The buzz of opening an improv theatre will die down. There’s work ahead. A show every Friday night. Classes and workshops. Paying rent. Taking care of logistics. Creating an equitable and disciplined context. That’s labor. Lots of labor. Worthwhile work, to be sure, but work all the same.

I continue to be amazed by my ability to fill my schedule. Adulthood is something. One task after another. And I’m no good at setting boundaries. At finding time to, as my good friend Gonzalo puts it, get lost in poor isles.
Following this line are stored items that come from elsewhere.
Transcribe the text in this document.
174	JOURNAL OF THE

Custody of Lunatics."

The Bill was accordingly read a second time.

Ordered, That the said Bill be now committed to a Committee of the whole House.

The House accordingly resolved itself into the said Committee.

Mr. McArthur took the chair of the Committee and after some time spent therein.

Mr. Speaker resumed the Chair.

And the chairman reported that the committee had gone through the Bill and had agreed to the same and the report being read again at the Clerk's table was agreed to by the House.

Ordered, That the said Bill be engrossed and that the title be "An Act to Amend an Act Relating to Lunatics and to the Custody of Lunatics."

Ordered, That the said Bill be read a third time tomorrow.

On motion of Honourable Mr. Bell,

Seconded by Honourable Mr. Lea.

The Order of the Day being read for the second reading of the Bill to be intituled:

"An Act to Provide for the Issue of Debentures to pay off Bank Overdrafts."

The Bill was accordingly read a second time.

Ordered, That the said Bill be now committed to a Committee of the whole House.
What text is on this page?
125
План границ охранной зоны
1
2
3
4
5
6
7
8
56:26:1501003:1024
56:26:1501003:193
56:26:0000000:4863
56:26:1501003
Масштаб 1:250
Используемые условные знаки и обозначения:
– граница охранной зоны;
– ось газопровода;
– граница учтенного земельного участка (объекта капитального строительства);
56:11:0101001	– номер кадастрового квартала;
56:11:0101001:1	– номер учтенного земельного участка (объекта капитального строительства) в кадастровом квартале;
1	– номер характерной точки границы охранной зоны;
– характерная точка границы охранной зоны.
That’s what I like most about doing improv. Good improv. Getting lost in poor isles. That’s what I like about going for walks in the woods, too. Or going for a run. Playing basketball. Music. Losing myself a little bit. Here’s a more contemporary quote that comes to mind. From wise Jim James. Yim Yames. “It don’t matter what you’re doing, as long as you’re losing your head.” Watch him sing about it here.

Lordy, but it has been a year. I need to lose my head a bit.


My face was naked. And contorted. I gave way to the group. Lost myself in some improv. Lost my head. It was surreal after spending so much time holed up in my basement bunker. A year spent taking my cues from the CDC as opposed to the loudest social media post. Or media pundit.

I’m listening to Jim James as I finish this brief blog. Like Jim, sometimes I get bored. Even though I know I’m blessed. And improv provides me a little of that sweet thrill. Getting out of my head. Losing myself in a poor isle. Finding something unexpected. It takes work to create a context for that kind of thing. Especially at 41. Adulthood. And I’ve got kids. But there’s life in that kind of work. Vitality. I’m 41. Got lots more ahead. And I’d like what comes next to be vital. Remain vital. Be open to change and be changed by what is next.

So yes, improv is strange. But so is life. And a little shared vitality is good thing. So as long as this theatre we’ve opened is creating a context for some vital collectivity, I’d count that as success.